Manufacturing executives bite down, move forward
story by Michael Tilley
Later this year, members of the Fort Smith Area Manufacturing Executives Association will celebrate a 35th anniversary. Former MEA chairman and notable area business leaders like Don Flanders, Dick Udouj and Bud Jackson are expected to have a part in the festivities.
Chuck Cramer, an executive at Fort Smith-based Baldor Electric and part-time executive director of the MEA, is working to pull the event together. He became noticeably excited when asked about the planning.
“This is really neat, to bring together these guys,” Cramer said of the past MEA chairmen. “These were the hometown leaders.”
The MEA was founded in 1974 by area manufacturing leaders “to provide its members an opportunity for the exchange of ideas and information, to improve their local community and foster a favorable business climate for its member companies as well as prospective manufacturing companies considering the Fort Smith region as a plant location,” according to the MEA Web site.
MANUFACTURING DECLINE
And while the past heroes of the heyday of manufacturing in the Fort Smith area are being recognized, it is up to the new flock of leaders to ensure that the manufacturing community in the region remains vibrant, or, at the least, relevant.
The MEA once boasted more than 55 members who employed up to 30,000 in the region. Today, the organization has about 45 members who employ about 12,500.
Between 1990 and December 2008, manufacturing employment in the Fort Smith area peaked at a monthly average of 31,700 in 1999, and fell to 23,300 as of December 2008 — a 26.4% dip. The most recent year was especially tough on manufacturing, with employment in the sector falling from 25,600 in January 2008 to 23,300 by December.

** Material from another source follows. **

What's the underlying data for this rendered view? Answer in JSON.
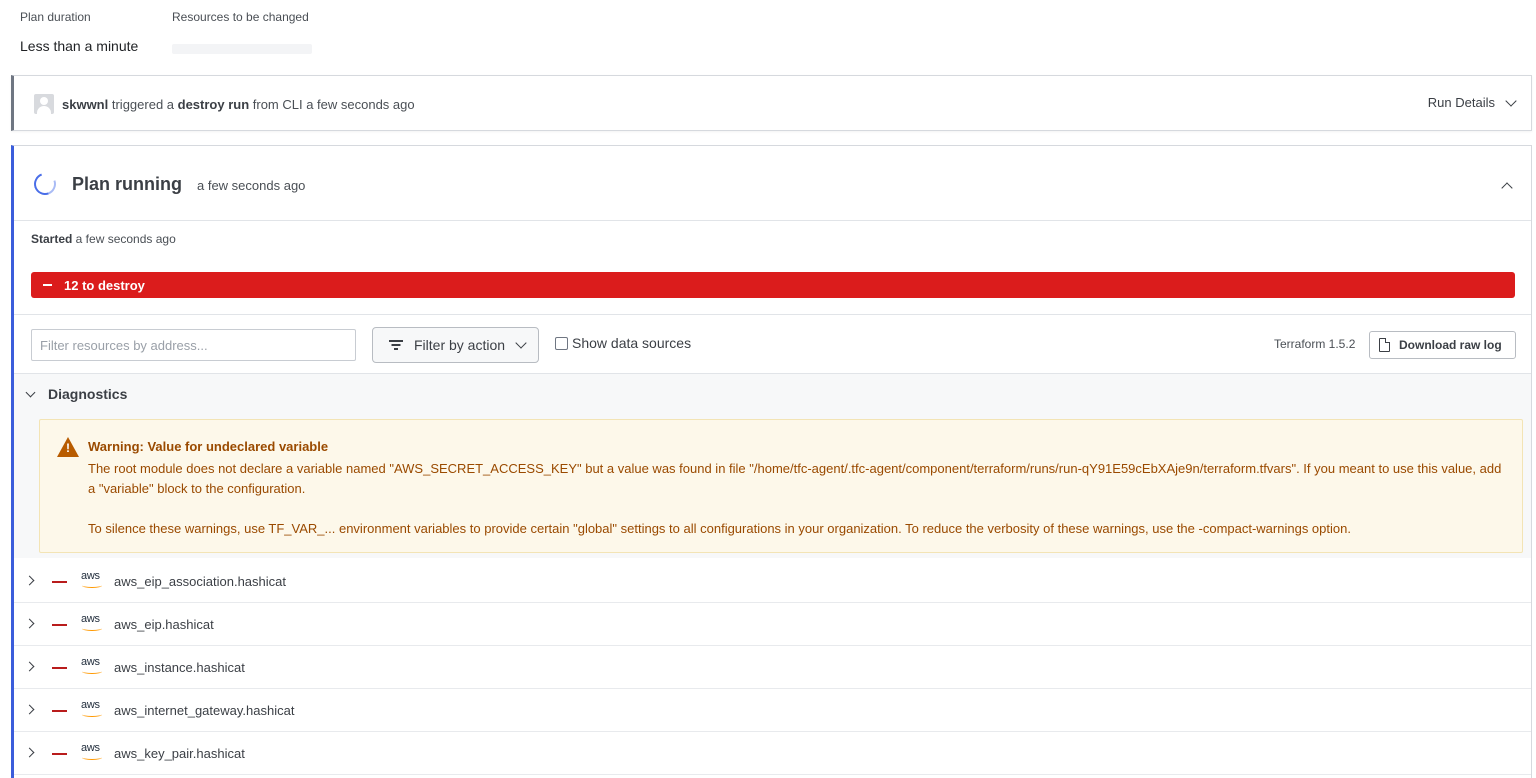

The decline in manufacturing employment in Arkansas is down 28.2% from a high of 245,000 in 1995 to 175,900 in December 2008.
FORWARD FOCUS
Such declines are what they are, according to MEA President Michael Barr (pictured below, at right), who is vice president of operations at Harry G. Barr Co. in Fort Smith. He’s by no means discounting the struggle of manufacturers.
“There are a lot of things we can do to help our members now with the issues they are facing now. I don’t think a lot about (the regional decline in manufacturing employment),” Barr said in a recent interview with The City Wire.
Barr is joined in the effort to keep MEA vital by MEA Vice President Chris Hahn (pictured at left in photo), with T.J. Smith Box Co., and MEA Secretary/Treasurer Mark Rickard, with Temple Inland. It’s a relatively young group, with Baldor veteran Cramer providing the institutional memory.
“Everyone was excited to get us young guys involved, but you have to have that history,” Barr said of pulling Cramer in as the part-time executive director.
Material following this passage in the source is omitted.